I can't say that I have ever been "intellectualy dissatisfied" as it were but then I have never embraced atheism. I would think though he meant his argument to embrace all materialism and I have been there. I think though, the underlying argument that this is what would cause the "Muslim World" to embrace us is ridiculous. The fundies who attack us and seem to wish for our deaths are going to feel that way unless and posibly even if we all convert to Islam. Short of that we're all infidels and that is that. Moderates might like us more but they already have embraced our culture - I don't feel the need to teach BS in our public schools to make them feel better.

I am reminded now of a friend online who is Catholic. She was an ardent supporter of ID - until a week or so ago when the Vatican made it's statement. Now she is dead against teaching it in schools. . .

I have Muslim friends who, whenever they hear of a new scientific discovery, recite the Koranic passage "And he taught man what he did know before" [Sura 2:239]. Though there are of course exceptions, many Muslims accept the scientific fact of evolution.

Oops, obvious typo misquote: "And he taught man what he did not know before" [Sura 2:239].

One thing that gets me about the whole "anti-materialism" thing is this: If you accept the notion that God created a material world, then he would need some stuff to work with right?

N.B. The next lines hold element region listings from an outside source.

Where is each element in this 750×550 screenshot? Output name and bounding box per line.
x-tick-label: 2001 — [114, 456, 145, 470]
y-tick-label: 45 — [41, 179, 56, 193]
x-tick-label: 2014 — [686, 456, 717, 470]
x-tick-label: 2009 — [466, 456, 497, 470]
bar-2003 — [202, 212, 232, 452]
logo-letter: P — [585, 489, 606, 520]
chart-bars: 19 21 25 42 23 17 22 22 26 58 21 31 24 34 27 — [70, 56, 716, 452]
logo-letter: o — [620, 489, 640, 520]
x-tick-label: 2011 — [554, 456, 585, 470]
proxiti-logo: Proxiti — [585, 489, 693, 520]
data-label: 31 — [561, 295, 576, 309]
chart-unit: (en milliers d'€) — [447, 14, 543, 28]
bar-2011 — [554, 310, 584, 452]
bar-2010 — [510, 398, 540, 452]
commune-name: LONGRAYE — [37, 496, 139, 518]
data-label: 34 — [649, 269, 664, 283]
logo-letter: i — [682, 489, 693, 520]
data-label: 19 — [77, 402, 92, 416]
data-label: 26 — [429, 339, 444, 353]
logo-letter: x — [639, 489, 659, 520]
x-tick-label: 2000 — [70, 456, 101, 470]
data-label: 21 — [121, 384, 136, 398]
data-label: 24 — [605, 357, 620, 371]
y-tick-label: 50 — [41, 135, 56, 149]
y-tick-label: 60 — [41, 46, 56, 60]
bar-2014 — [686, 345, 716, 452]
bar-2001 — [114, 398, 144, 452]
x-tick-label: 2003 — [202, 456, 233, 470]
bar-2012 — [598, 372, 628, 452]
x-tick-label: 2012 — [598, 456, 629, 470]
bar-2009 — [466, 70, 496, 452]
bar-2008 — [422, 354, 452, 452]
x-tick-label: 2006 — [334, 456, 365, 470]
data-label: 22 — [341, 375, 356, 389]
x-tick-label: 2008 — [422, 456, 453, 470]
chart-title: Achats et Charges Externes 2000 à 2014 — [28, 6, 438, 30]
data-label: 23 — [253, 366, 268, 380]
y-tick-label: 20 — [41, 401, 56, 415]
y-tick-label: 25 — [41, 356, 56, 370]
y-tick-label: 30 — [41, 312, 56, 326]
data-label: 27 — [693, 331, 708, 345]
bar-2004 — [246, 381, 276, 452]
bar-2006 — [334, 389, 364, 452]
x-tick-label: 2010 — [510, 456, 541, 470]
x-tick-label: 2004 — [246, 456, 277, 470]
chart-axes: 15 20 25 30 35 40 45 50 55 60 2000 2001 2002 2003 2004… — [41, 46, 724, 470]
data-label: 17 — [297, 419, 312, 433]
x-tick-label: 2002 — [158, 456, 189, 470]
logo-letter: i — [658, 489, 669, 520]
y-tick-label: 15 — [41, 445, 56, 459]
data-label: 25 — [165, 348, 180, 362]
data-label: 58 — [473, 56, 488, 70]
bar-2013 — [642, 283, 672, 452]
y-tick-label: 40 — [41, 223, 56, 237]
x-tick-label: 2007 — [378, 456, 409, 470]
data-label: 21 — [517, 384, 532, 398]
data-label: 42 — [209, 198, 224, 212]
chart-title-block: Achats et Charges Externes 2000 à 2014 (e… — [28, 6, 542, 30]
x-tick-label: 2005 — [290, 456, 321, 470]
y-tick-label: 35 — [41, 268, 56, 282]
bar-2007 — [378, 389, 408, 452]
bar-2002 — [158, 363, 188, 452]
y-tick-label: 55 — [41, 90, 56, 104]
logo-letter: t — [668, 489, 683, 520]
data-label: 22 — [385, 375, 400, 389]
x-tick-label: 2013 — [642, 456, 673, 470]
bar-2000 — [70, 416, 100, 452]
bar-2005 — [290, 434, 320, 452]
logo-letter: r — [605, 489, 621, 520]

The stuff would have to be, well...material!

So he chooses (or creates) some Stuff that has the (material) properties he wants and proceeds to make a (material) Universe. So obviously, the Stuff he used is going to have certain kinds of (material) behavior and interactions. Presumably he would be clever enough to know in advance what these behaviors and interactions are so that the (material) Universe has the (material) characteristics he wants.

So when Fundies whine about scientific "materialism", just what the hell is the alternative?

You can pray and fast all you want, but it won't provide you with the boiling point of water or the tensile strength of steel.

By ZacharySmith (not verified) on 06 Dec 2005 #permalink

Zachary-

You just provided a pretty good thumbnail sketch of Howard Van Till's objection to ID as a biological notion. He argues from a theological perspective that God created the universe in order to sustain life and that the universe he created must have had a "robust formational economy". In other words, He would have created the world with all of the resources it needed in order to bring about the end He wanted. His argument is, in essence, that cosmological ID and biological ID are in conflict. The first claims that God created the universe in order to sustain life and the second claims that he did so poor a job of it that he had to continually intervene to make sure it happened.

There are other conflicts as well between cosmological and biological ID, which is why it has always seemed odd to me that they combine the two. It undermines their argument about possible natural designers. But I think all they really care about is making any argument that leads to "God did it". They don't care whether the arguments are logical, only that they sound compelling.

Here in Egypt they teach evolution in first year high school biology. It's a section at the end of the book, so I suppose it's possible schools are allowed to skip it or that it is nto covered on the (government) exams - I will give a report on that at the end of the school year. However, the good news is that it treats the subject seriously, it does not insert religion into it (and generally the Egyptian curriculum does this in science class, using Quranic verses like the one quoted above to sort of add religious weight to what the sciece book says - not to DISprove science, but corroborate it) and it is - as far as I can tell, not being a biologist - accurate. It even gives a human example (wish I could remember exactly what). I should blog about this but I have to swipe the kid's book and he needs it for school - perhaps I will do this during the mid-year break.